Lunch was served at the El Chato Tortoise Reserve in the highlands of Santa Cruz. Home to hundreds of these gentle giants, this is the perfect place to see them in their natural habitat. They wallow in mud pools, crunch on green shoots, and are free to wander around this huge reserve — as are we! We enjoyed lunch in a beautifully decorated veranda with a cool breeze and a myriad of food options. Then it was time to strap on some heavy-duty rain boots and take to the muddy field for up close and personal tortoise spotting. The overcast sky and drizzly weather set the scene for a Jurassic Park-themed afternoon amongst these mini dinosaurs.

Matt Teague at the El Chato Tortoise Reserve
The Aitken Family poses with a Giant Tortoise | Photo Credit: Ralph Lee Hopkins

To cap off the evening we were treated to a five piece local band and trio of dancers. This was quite an immersive experience! The group was up and dancing amongst the performers and a conga line even broke out at one point!

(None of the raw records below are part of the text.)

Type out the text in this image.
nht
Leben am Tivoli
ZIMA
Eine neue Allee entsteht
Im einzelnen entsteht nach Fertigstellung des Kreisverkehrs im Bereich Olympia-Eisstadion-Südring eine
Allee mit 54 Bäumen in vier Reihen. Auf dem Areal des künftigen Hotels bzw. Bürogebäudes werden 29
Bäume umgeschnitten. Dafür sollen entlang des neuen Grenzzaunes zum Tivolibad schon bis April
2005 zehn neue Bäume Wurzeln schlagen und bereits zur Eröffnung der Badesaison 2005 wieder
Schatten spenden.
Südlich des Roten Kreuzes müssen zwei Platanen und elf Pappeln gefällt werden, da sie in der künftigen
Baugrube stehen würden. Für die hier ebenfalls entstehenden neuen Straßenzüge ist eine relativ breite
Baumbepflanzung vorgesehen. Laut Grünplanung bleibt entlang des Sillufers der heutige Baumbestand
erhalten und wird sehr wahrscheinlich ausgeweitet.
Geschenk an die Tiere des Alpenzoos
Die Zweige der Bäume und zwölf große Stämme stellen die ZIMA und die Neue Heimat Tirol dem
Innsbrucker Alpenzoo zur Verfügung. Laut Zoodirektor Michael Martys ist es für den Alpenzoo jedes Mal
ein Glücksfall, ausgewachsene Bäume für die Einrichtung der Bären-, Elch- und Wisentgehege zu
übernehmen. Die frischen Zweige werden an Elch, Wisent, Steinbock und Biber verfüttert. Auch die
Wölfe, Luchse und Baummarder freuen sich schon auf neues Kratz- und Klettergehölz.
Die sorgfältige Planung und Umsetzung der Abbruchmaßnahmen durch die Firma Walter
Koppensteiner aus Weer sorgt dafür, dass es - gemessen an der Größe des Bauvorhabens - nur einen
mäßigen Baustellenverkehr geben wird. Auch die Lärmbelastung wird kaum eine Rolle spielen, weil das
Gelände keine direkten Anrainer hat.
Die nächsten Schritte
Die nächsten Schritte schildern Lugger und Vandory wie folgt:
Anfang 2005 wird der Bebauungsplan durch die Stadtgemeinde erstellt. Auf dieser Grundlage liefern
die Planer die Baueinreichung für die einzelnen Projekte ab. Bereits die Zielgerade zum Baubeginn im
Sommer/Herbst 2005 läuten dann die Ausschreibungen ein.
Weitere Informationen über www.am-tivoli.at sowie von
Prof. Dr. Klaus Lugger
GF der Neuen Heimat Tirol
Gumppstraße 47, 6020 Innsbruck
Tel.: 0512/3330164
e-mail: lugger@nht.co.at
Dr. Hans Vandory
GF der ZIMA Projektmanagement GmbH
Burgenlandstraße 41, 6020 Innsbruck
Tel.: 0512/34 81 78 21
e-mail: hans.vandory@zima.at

Local performers repping Exclusive Resorts
Dancing the night away

Friday, January 5th, 2024

Last full day aboard the ship — and boy did we make it count! Early risers met at 6 am for a kayak, zodiac, or hike adventure before breakfast. We spotted baby Sea Lions, Sea Turtles, and plenty of Marine Birds. After breakfast, the true magic happened — as we took to the crystal clear waters with snorkel gear. The deep water snorkeling was SO CLEAR it felt like floating through a giant aquarium. Curious Sea Lions swam by our side and schools of exotic fish engulfed us in a cloud of color. The underwater landscape is a mesmerizing tapestry of volcanic rock formations, creating a dramatic backdrop for the diverse array of corals and sponges that thrive in this unique ecosystem, plus visibility extending for meters in every direction. For our final excursion of the day, we were transferred to a beautiful white sand beach with Gatorade blue water. This coastal haven was littered with Sea Lions including one tiny and very adorable one-week-old pup. These guys are not afraid of you and the teenage Sea Lions would playfully try and “attack” before getting tired out after 2 or 3 steps. Just magical!

Swimming amongst the colorful fish | Photo Credit: Cati Teague
A curious Sea Lion | Photo Credit: Cati Teague

At night we enjoyed a cocktail hour with the captain on the open-air top deck while we circumnavigated Kicker Rock — this amazing landscape is located in the middle of nowhere rising almost 153 meters (500 feet) from the ocean. The erosion has given the rock its characteristic shape, which some see as a shoe, hence the name Kicker Rock. Others see it as a sleeping sea lion or Leon Dormido. This was a wonderful photo opp and everyone was dressed in their nautical best looking happy, refreshed, and slightly more sun-tanned then just a week before.

Kevin and Carol March pose with Kicker Rock | Photo Credit: Ralph Lee Hopkins
Turning the camera around on our very own photographer, Ralph Lee Hopkins

Saturday, January 6th, 2024

Today we disembarked and said our goodbyes to the wonderful and hardworking Lindblad staff. We explored the town of San Cristobal and enjoyed a brunch at the Hotel Indigo. Then it was time to load onto the flight back to Guayaquil and wrap up a magnificent and exotic week in the Galápagos Islands.